Pendant les semaines suivantes, la polémique est largement relayée, en
Grande-Bretagne et ailleurs. Pour stigmatiser le style et la pensée de Derrida,
on lui attribue une formule parfaitement imaginaire, celle de "logical
phallusies" (on reconnaît les logical fallacies honnies des
analytiques). Howard Erskine-Hill, professeur d'histoire de la littérature
anglaise, est un des plus virulents détracteurs de l'auteur de Glas.
Selon lui, les méthodes de Derrida sont à ce point incompatibles avec le
concept même de l'enseignement supérieur et de la connaissance que lui accorder
un doctorat honoris causa "revient à nommer un pyromane au poste de
chef des pompiers ". Une universitaire, Sarah Richmond, déclare pour sa part
dans l'hebdomadaire allemand Der Spiegel que les idées de Derrida
constituent "un poison pour les jeunes gens", reprenant sans y prendre garde
l'argument employé vingt-cinq siècles plus tôt contre Socrate (j'ose dire
qu'ici l'hagiographie frise le ridicule).
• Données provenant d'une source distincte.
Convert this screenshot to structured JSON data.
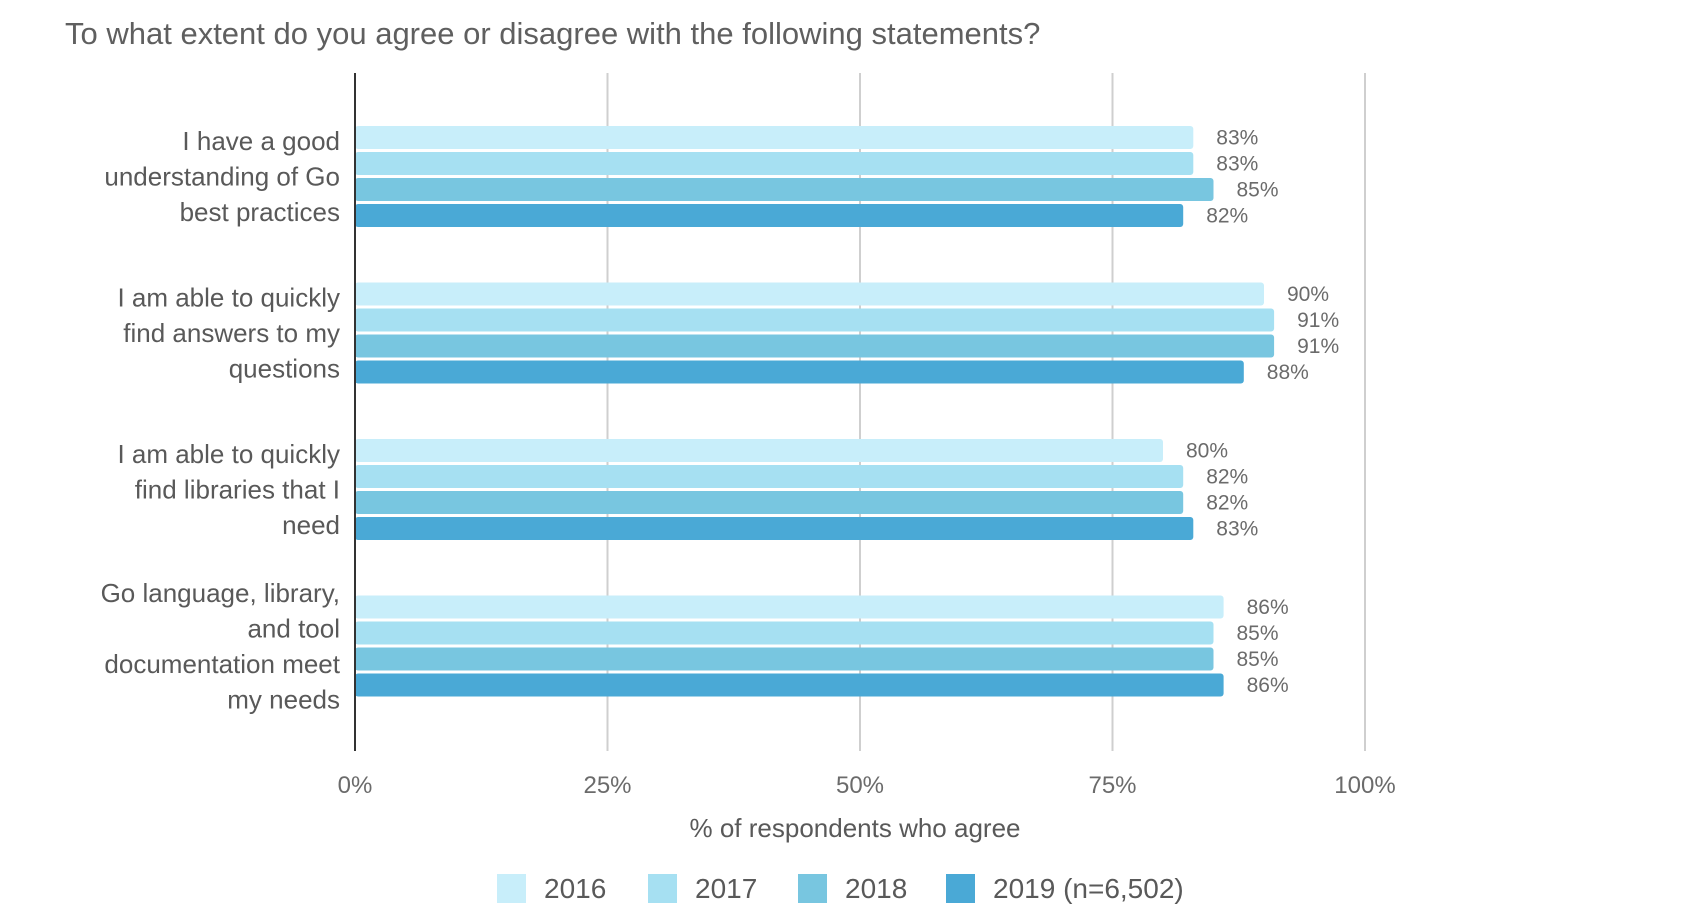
{
  "chart_data": {
    "type": "bar",
    "orientation": "horizontal",
    "title": "To what extent do you agree or disagree with the following statements?",
    "xlabel": "% of respondents who agree",
    "ylabel": "",
    "xlim": [
      0,
      100
    ],
    "x_ticks": [
      "0%",
      "25%",
      "50%",
      "75%",
      "100%"
    ],
    "grid": true,
    "legend_position": "bottom",
    "categories": [
      "I have a good understanding of Go best practices",
      "I am able to quickly find answers to my questions",
      "I am able to quickly find libraries that I need",
      "Go language, library, and tool documentation meet my needs"
    ],
    "category_label_lines": [
      [
        "I have a good",
        "understanding of Go",
        "best practices"
      ],
      [
        "I am able to quickly",
        "find answers to my",
        "questions"
      ],
      [
        "I am able to quickly",
        "find libraries that I",
        "need"
      ],
      [
        "Go language, library,",
        "and tool",
        "documentation meet",
        "my needs"
      ]
    ],
    "series": [
      {
        "name": "2016",
        "color": "#c8eefa",
        "values": [
          83,
          90,
          80,
          86
        ],
        "labels": [
          "83%",
          "90%",
          "80%",
          "86%"
        ]
      },
      {
        "name": "2017",
        "color": "#a6e0f2",
        "values": [
          83,
          91,
          82,
          85
        ],
        "labels": [
          "83%",
          "91%",
          "82%",
          "85%"
        ]
      },
      {
        "name": "2018",
        "color": "#78c6e0",
        "values": [
          85,
          91,
          82,
          85
        ],
        "labels": [
          "85%",
          "91%",
          "82%",
          "85%"
        ]
      },
      {
        "name": "2019 (n=6,502)",
        "color": "#4aa9d6",
        "values": [
          82,
          88,
          83,
          86
        ],
        "labels": [
          "82%",
          "88%",
          "83%",
          "86%"
        ]
      }
    ]
  }
}
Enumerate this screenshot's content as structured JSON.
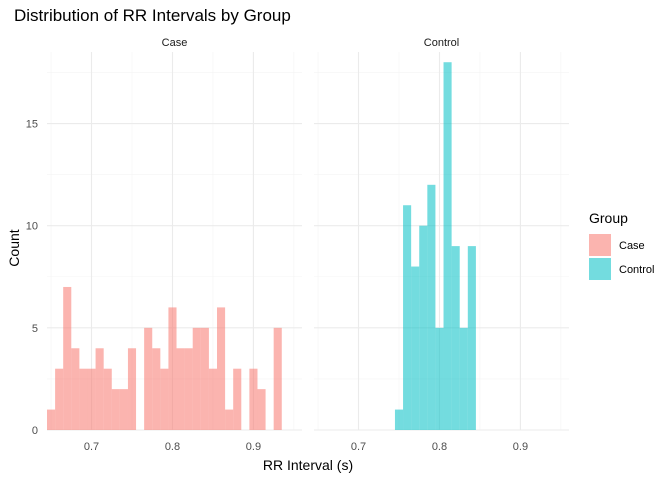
{
  "chart_data": {
    "type": "bar",
    "subtype": "faceted histogram",
    "title": "Distribution of RR Intervals by Group",
    "xlabel": "RR Interval (s)",
    "ylabel": "Count",
    "xlim": [
      0.645,
      0.96
    ],
    "ylim": [
      0,
      18.5
    ],
    "bin_width": 0.01,
    "x_ticks": [
      0.7,
      0.8,
      0.9
    ],
    "x_tick_labels": [
      "0.7",
      "0.8",
      "0.9"
    ],
    "y_ticks": [
      0,
      5,
      10,
      15
    ],
    "y_tick_labels": [
      "0",
      "5",
      "10",
      "15"
    ],
    "grid": true,
    "legend": {
      "title": "Group",
      "position": "right",
      "entries": [
        {
          "label": "Case",
          "color": "#F8766D"
        },
        {
          "label": "Control",
          "color": "#00BFC4"
        }
      ]
    },
    "facets": [
      {
        "name": "Case",
        "color": "#F8766D",
        "bins": [
          {
            "x": 0.65,
            "count": 1
          },
          {
            "x": 0.66,
            "count": 3
          },
          {
            "x": 0.67,
            "count": 7
          },
          {
            "x": 0.68,
            "count": 4
          },
          {
            "x": 0.69,
            "count": 3
          },
          {
            "x": 0.7,
            "count": 3
          },
          {
            "x": 0.71,
            "count": 4
          },
          {
            "x": 0.72,
            "count": 3
          },
          {
            "x": 0.73,
            "count": 2
          },
          {
            "x": 0.74,
            "count": 2
          },
          {
            "x": 0.75,
            "count": 4
          },
          {
            "x": 0.76,
            "count": 0
          },
          {
            "x": 0.77,
            "count": 5
          },
          {
            "x": 0.78,
            "count": 4
          },
          {
            "x": 0.79,
            "count": 3
          },
          {
            "x": 0.8,
            "count": 6
          },
          {
            "x": 0.81,
            "count": 4
          },
          {
            "x": 0.82,
            "count": 4
          },
          {
            "x": 0.83,
            "count": 5
          },
          {
            "x": 0.84,
            "count": 5
          },
          {
            "x": 0.85,
            "count": 3
          },
          {
            "x": 0.86,
            "count": 6
          },
          {
            "x": 0.87,
            "count": 1
          },
          {
            "x": 0.88,
            "count": 3
          },
          {
            "x": 0.89,
            "count": 0
          },
          {
            "x": 0.9,
            "count": 3
          },
          {
            "x": 0.91,
            "count": 2
          },
          {
            "x": 0.92,
            "count": 0
          },
          {
            "x": 0.93,
            "count": 5
          }
        ]
      },
      {
        "name": "Control",
        "color": "#00BFC4",
        "bins": [
          {
            "x": 0.75,
            "count": 1
          },
          {
            "x": 0.76,
            "count": 11
          },
          {
            "x": 0.77,
            "count": 8
          },
          {
            "x": 0.78,
            "count": 10
          },
          {
            "x": 0.79,
            "count": 12
          },
          {
            "x": 0.8,
            "count": 5
          },
          {
            "x": 0.81,
            "count": 18
          },
          {
            "x": 0.82,
            "count": 9
          },
          {
            "x": 0.83,
            "count": 5
          },
          {
            "x": 0.84,
            "count": 9
          }
        ]
      }
    ]
  }
}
Tandis que l'Observer
décrit l'oeuvre de Derrida comme un "virus informatique". Tout semble bon pour
attaquer le philosophe français : dans certains articles, on indique même
s'il a été arrêté à Prague pour "trafic de drogue" sans préciser qu'il
s'agissait d'un coup monté " (p. 547-548)
Il n'est guère sérieux de mettre sur le même plan la protestation quinienne
et le coup monté praguois, mais, soyons rassuré, Derrida s'en est mieux sorti
que Socrate ! Le 16 mai 1992, " le "oui" s'impose par 336 voix contre
204". Certes un tel vote n'avait pas été organisé depuis 30 ans.
Il va de soi que si on lisait ce billet comme une incitation, au demeurant
passablement médiocre, à ne pas lire Derrida ou pire comme une volonté de
dénigrer sa personne et toute son oeuvre, on se tromperait lourdement : si
l'oeuvre semble avoir par endroits une dimension plus poétique que
philosophique, autant son ampleur que la personnalité de son auteur m'imposent,
au-delà des divergences théoriques profondes, un fort respect.